1. Aditall – Rodger Wells, SVP Marketing & BD
Aditall was also the sponsor of the January meetup. The concept is simple. Give filmmakers/content producers an outlet to connect with small and medium-sized businesses who want to make inexpensive video ads. Basically, a company can search a database, find a clip that’s relevant to their business, edit it (e.g., add logo, etc.) and come away with an inexpensive video ad to use. I like the concept a lot but I wonder how smooth this process will be. For example, what if multiple companies want to use the same footage? How do they know that the footage is fair use and not in violation of a copyright. Rodger didn’t get into the details, nor did we have time to ask the questions, but a lot of low-budget filmmakers “steal” their scenes. So if I filmed a shot of a bunch of people walking in NYC, technically, I should get them all to sign release forms. I wonder how this will be managed and whether liability will come into play.
2. Camlink – Ilya Zatulovskiy, Co-Founder
OK. I love this idea. In a nutshell, it’s online speed dating (IMO, I think they should change the name of the company or brand it differently). While they weren’t able to conduct the demo due to a timing issue, the concept is clear and straightforward. Two people won’t really know if they’re a good match unless they interact live. Ilya said the fault of match or eharmony is you can waste two weeks emailing with somebody and then when you meet them, you don’t have any chemistry. Camlink is taking the idea of quick 5-min speed dating and bringing it onto the web. It’s instant gratification for those looking for someone, and it plays against the profile-based dating services out there today. There has got to be a segment out there for this type of service. I think it has a good chance at success if they’re able to market and promote their service. As one member of the audience pointed out, the biggest issue is the “empty room” problem. As in, the value of the service comes from its “inventory” (people), just like a bar or club. So there needs to be a lot of people (preferably attractive) who log on early and often.

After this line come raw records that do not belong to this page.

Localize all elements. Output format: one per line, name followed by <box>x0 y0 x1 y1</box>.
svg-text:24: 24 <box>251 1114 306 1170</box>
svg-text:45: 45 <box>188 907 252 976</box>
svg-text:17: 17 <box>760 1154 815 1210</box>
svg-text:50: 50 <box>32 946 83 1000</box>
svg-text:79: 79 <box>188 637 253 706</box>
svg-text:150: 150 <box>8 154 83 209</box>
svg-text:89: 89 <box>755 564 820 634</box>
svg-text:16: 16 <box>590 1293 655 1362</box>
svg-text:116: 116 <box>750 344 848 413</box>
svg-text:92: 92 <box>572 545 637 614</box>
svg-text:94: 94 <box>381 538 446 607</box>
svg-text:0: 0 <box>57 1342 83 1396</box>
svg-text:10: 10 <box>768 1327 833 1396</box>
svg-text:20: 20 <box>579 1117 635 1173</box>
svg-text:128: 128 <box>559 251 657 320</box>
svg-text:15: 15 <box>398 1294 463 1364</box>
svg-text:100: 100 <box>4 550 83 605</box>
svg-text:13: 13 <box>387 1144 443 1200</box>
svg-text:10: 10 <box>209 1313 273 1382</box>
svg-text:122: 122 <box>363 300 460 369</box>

3. uvLayer – Michael Hoydich, Co-Founder
Basically, uvLayer is a video app that allows you to easily search for media, share it with friends, and bring the video-watching experience to your desktop. The demo of the app was pretty amazing. The interface was smooth and everything about it looked great. Like Joost, the idea behind the app is to enhance the online video-watching experience and integrate social networking elements of the web. Again, the app looks great. The biggest question I have is whether users will want to download an app, or whether we’re heading to a time where every app really needs to be web-based to be successful. In other words, how will having to download and install an app hinder their adoption rates?
Oh, by the way, the highlight of the night was when rowdy member asked if uvLayer cost money, and Michael responded that it was free. For some reason, this irked the member and he called out “Bullshit!” Michael then again responded, “it’s free to the end user” in which the member responded “bullshit” again. This exchange went back and forth for a little bit, and it was the first time I remember seeing such a hostile reaction to a presenter. I don’t know if the heckling member was a competitor or just had too many drinks at the bar (maybe the bar isn’t such a good idea).
4. FlixWagon – Sarig Reichert, Co-Founder
FlixWagon allows a user to stream live video from a cell phone onto the web. I can see this sort of thing being popular, assuming it’s as easy to execute as Sarig claimed it was. The problem, as people in the audience pointed out through questioning, is that the device able to stream this sort of video is limited to about 15MM units in the U.S. currently. And some people think that’s even a high estimate. Of course, the big play for these guys is to partner up with device manufacturers. Also, stream-ready European handsets are more saturated overseas so there the whole international market opportunity.
Overall, great meetup. Looking forward to the Feb Meetup.